Proposed Jacksonville panhandling law; teen mental health crisis; USS Orleck museum; What’s good Wednesday
Jacksonville may soon make it illegal to panhandle on city streets. An ordinance that would amend the city's traffic code would make it unlawful to loiter and panhandle at any designated roadway. Both the driver and the panhandler would face $100 fines for each violation. A fourth violation would lead to arrest for either party. City Council members say the ordinance change makes roads safer; however, critics say the law criminalizes poverty.
Teen mental health crisis
Kirsten Freitag Murray spoke with us about hosting a special panel discussion at WJCT Studios on Thursday evening called Fresh Eyes on Wellbeing.
This event focuses on the well-being and needs of teens. It will explore pathways to resolving trauma, developing connections to strengthen and support individual and community resilience, and the role that everybody plays in this topic.
The event will feature clips from the new Ken Burns program, "Hiding in Plain Sight: Youth Mental Illness." Viewers can learn more about this discussion in WJCT studios at wjct.org/events. "Hiding in Plain Sight" airs at 10 p.m. Monday and Tuesday, Sept. 26 and 27 on Jax PBS. The program can also be streamed on jaxpbs.tv.
USS Orleck museum
The USS Orleck arrived in Jacksonville in March. The Navy Destroyer vessel is docked Downtown just to the east of the Main Street Bridge. It is opening to the public as a naval ship museum. Guests will experience the ship’s bridge, combat information center, division commander’s stateroom, galley, wardroom and mess decks. Guests will also be able to climb into one of the main guns of the ship.
What’s good Wednesday
- Award-winning children’s book author Jennifer Swanson will be at The BookMark at 9 a.m. on Saturday to sign copies of her latest children’s picture book, "Footprints Across the Planet."
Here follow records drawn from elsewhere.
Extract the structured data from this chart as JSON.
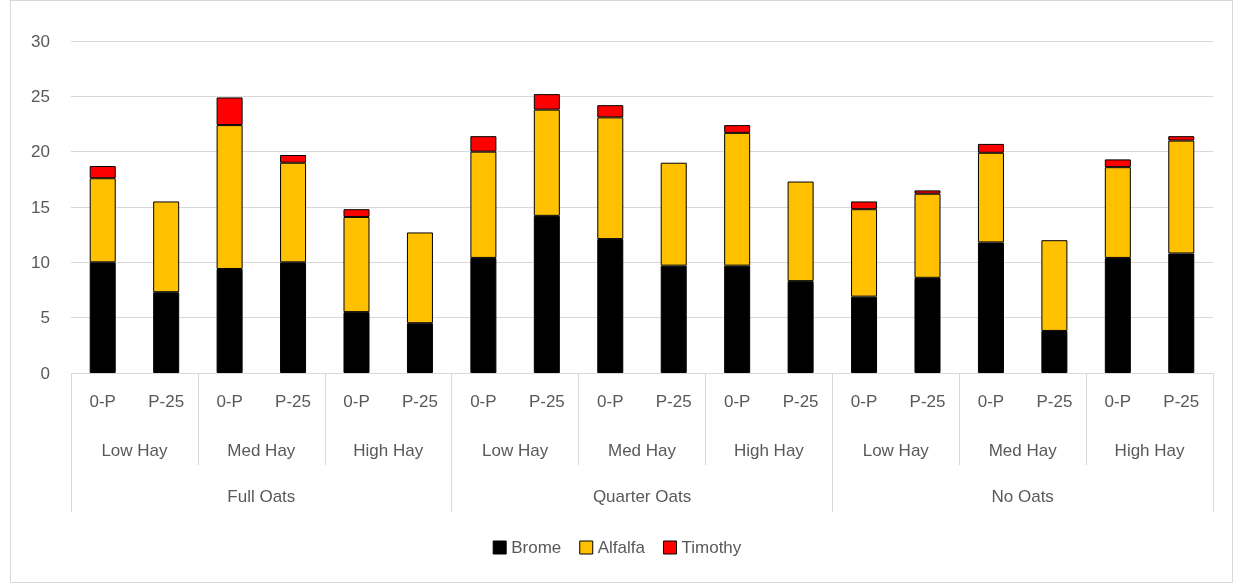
{
  "chart_data": {
    "type": "bar",
    "stacked": true,
    "categories": [
      "0-P",
      "P-25",
      "0-P",
      "P-25",
      "0-P",
      "P-25",
      "0-P",
      "P-25",
      "0-P",
      "P-25",
      "0-P",
      "P-25",
      "0-P",
      "P-25",
      "0-P",
      "P-25",
      "0-P",
      "P-25"
    ],
    "annotations": [
      "Low Hay",
      "Med Hay",
      "High Hay",
      "Low Hay",
      "Med Hay",
      "High Hay",
      "Low Hay",
      "Med Hay",
      "High Hay",
      "Full Oats",
      "Quarter Oats",
      "No Oats"
    ],
    "series": [
      {
        "name": "Brome",
        "color": "#000000",
        "values": [
          10.0,
          7.3,
          9.4,
          10.0,
          5.5,
          4.5,
          10.4,
          14.2,
          12.1,
          9.7,
          9.7,
          8.3,
          6.9,
          8.6,
          11.8,
          3.8,
          10.4,
          10.8
        ]
      },
      {
        "name": "Alfalfa",
        "color": "#ffc000",
        "values": [
          7.6,
          8.2,
          13.0,
          9.0,
          8.6,
          8.2,
          9.6,
          9.6,
          11.0,
          9.3,
          12.0,
          9.0,
          7.9,
          7.6,
          8.1,
          8.2,
          8.2,
          10.2
        ]
      },
      {
        "name": "Timothy",
        "color": "#ff0000",
        "values": [
          1.1,
          null,
          2.5,
          0.7,
          0.7,
          null,
          1.4,
          1.4,
          1.1,
          null,
          0.7,
          null,
          0.7,
          0.3,
          0.8,
          null,
          0.7,
          0.4
        ]
      }
    ],
    "ylim": [
      0,
      30
    ],
    "yticks": [
      0,
      5,
      10,
      15,
      20,
      25,
      30
    ],
    "grid": "y",
    "legend": "bottom"
  }
}
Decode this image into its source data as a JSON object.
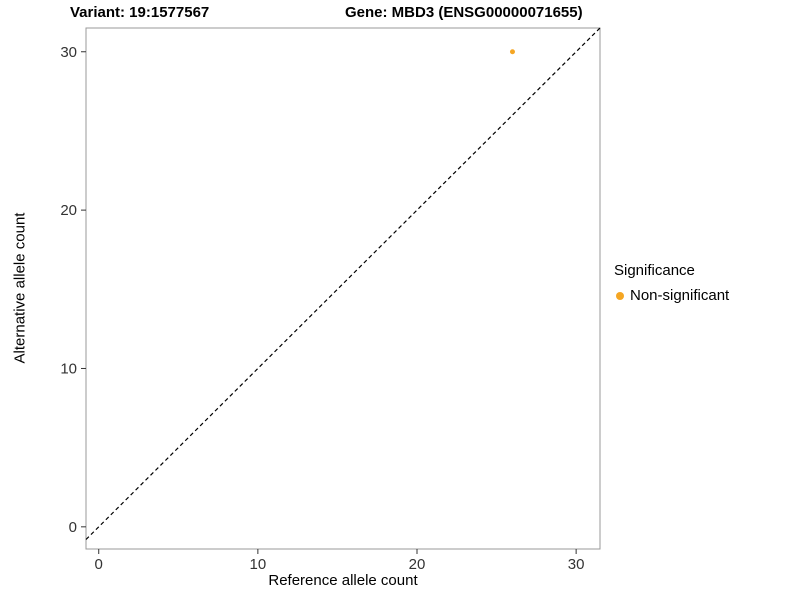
{
  "header": {
    "variant_title": "Variant: 19:1577567",
    "gene_title": "Gene: MBD3 (ENSG00000071655)"
  },
  "chart_data": {
    "type": "scatter",
    "title": "",
    "xlabel": "Reference allele count",
    "ylabel": "Alternative allele count",
    "xlim": [
      -0.8,
      31.5
    ],
    "ylim": [
      -1.4,
      31.5
    ],
    "xticks": [
      0,
      10,
      20,
      30
    ],
    "yticks": [
      0,
      10,
      20,
      30
    ],
    "grid": false,
    "points": [
      {
        "x": 26,
        "y": 30,
        "series": "Non-significant",
        "color": "#F5A623"
      }
    ],
    "identity_line": {
      "style": "dashed",
      "equation": "y = x",
      "color": "#000000"
    },
    "legend": {
      "position": "right",
      "title": "Significance",
      "entries": [
        {
          "label": "Non-significant",
          "color": "#F5A623"
        }
      ]
    }
  },
  "colors": {
    "background": "#FFFFFF",
    "panel_border": "#999999",
    "tick": "#333333",
    "tick_label": "#333333",
    "point": "#F5A623",
    "line": "#000000"
  }
}
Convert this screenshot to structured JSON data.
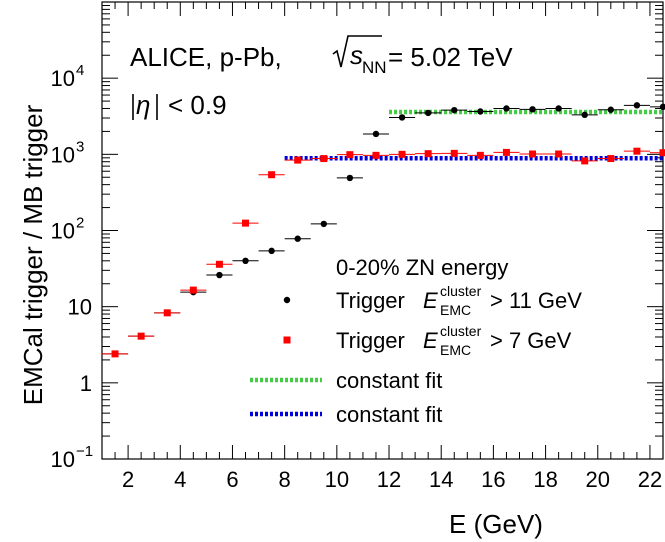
{
  "chart_data": {
    "type": "scatter",
    "title": "",
    "xlabel": "E (GeV)",
    "ylabel": "EMCal trigger / MB trigger",
    "xlim": [
      1,
      22.5
    ],
    "ylim": [
      0.1,
      100000
    ],
    "yscale": "log",
    "x_ticks": [
      2,
      4,
      6,
      8,
      10,
      12,
      14,
      16,
      18,
      20,
      22
    ],
    "y_ticks": [
      {
        "value": 0.1,
        "label": "10",
        "exp": "−1"
      },
      {
        "value": 1,
        "label": "1",
        "exp": ""
      },
      {
        "value": 10,
        "label": "10",
        "exp": ""
      },
      {
        "value": 100,
        "label": "10",
        "exp": "2"
      },
      {
        "value": 1000,
        "label": "10",
        "exp": "3"
      },
      {
        "value": 10000,
        "label": "10",
        "exp": "4"
      }
    ],
    "annotations": {
      "system": "ALICE, p-Pb,",
      "energy": "= 5.02 TeV",
      "sqrt_s": "s",
      "sqrt_sub": "NN",
      "eta": "η",
      "eta_cut": "< 0.9",
      "centrality": "0-20% ZN energy"
    },
    "legend_entries": [
      {
        "prefix": "Trigger ",
        "var": "E",
        "sup": "cluster",
        "sub": "EMC",
        "suffix": " > 11 GeV",
        "marker": "circle",
        "color": "#000000"
      },
      {
        "prefix": "Trigger ",
        "var": "E",
        "sup": "cluster",
        "sub": "EMC",
        "suffix": " > 7 GeV",
        "marker": "square",
        "color": "#ff0000"
      },
      {
        "text": "constant fit",
        "marker": "dotted-line",
        "color": "#44cc44"
      },
      {
        "text": "constant fit",
        "marker": "dotted-line",
        "color": "#0000dd"
      }
    ],
    "grid": false,
    "series": [
      {
        "marker": "circle",
        "color": "#000000",
        "x": [
          1.5,
          2.5,
          3.5,
          4.5,
          5.5,
          6.5,
          7.5,
          8.5,
          9.5,
          10.5,
          11.5,
          12.5,
          13.5,
          14.5,
          15.5,
          16.5,
          17.5,
          18.5,
          19.5,
          20.5,
          21.5,
          22.5
        ],
        "y": [
          2.4,
          4.1,
          8.3,
          15.5,
          26,
          40,
          54,
          78,
          122,
          490,
          1850,
          3050,
          3500,
          3800,
          3650,
          4000,
          3900,
          4000,
          3300,
          3850,
          4400,
          4200
        ]
      },
      {
        "marker": "square",
        "color": "#ff0000",
        "x": [
          1.5,
          2.5,
          3.5,
          4.5,
          5.5,
          6.5,
          7.5,
          8.5,
          9.5,
          10.5,
          11.5,
          12.5,
          13.5,
          14.5,
          15.5,
          16.5,
          17.5,
          18.5,
          19.5,
          20.5,
          21.5,
          22.5
        ],
        "y": [
          2.4,
          4.1,
          8.3,
          16.5,
          36,
          125,
          540,
          840,
          880,
          990,
          970,
          1000,
          1020,
          1030,
          970,
          1060,
          1010,
          1010,
          820,
          880,
          1100,
          1050
        ]
      }
    ],
    "fits": [
      {
        "color": "#44cc44",
        "x_range": [
          12,
          22.5
        ],
        "y": 3600
      },
      {
        "color": "#0000dd",
        "x_range": [
          8,
          22.5
        ],
        "y": 890
      }
    ]
  }
}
- The St. Johns County Public Library System is presenting “The Living Library” at 2 p.m. Sunday at The Waterworks in St. Augustine, which is aimed at creating a conversation on culture, knowledge and compassion. The event will allow attendees to hear from experts in various fields. Speakers will discuss and answer questions on topics that include fire rescue, sustainable and locally sourced food, ballet, astronomy and the history of textile arts in Northeast Florida.
- The Northeast Florida Healthy Start Coalition’s CEO, Fay Johnson, joined us for a conversation on the campaign that has contributed to decreasing infant mortality rates in our area. The campaign, which is sponsored by the National Healthy Start Association, works to increase awareness of the high rate of infant mortality in our community, with a particular focus on addressing racial equity in birth outcomes.
- Women Writing for (a) Change Jacksonville announced the opening day of the AND JUSTICE FOR ALL Art Exhibition on Saturday, bringing artists, writers, community leaders and community members together on the theme of JUSTICE. The event is free and open to the public, with an additional ticketed Preview Party and Champagne Reception Friday night. Tickets are available on the organization’s website. This group has brought together more than 35 local women artists to comment on the theme of what “justice for all” really means. This is in response to women’s books being banned, teachers' voices being suppressed and constitutional rights being taken away.
- The Sound Healers Collective will host the Community Sound Bath Meditation Experience at 7 p.m. Friday in Johansen Park in Atlantic Beach. The event will benefit the Jacksonville-founded nonprofit Yoga 4 Change. The event will be the first of its kind for Jacksonville and will start with a 30-minute yin yoga class. It is followed by a 45-minute meditation accompanied by various sound healing instruments.
- Chef Chriss Brown from Empowered Kitchen spoke with us about theCome Together Music and Food Festival in Ndani Village this Saturday. The neighborhood celebration will feature local vendors, musician Katz Downstairz and food trucks from across the First Coast. The festival is free and open to the public.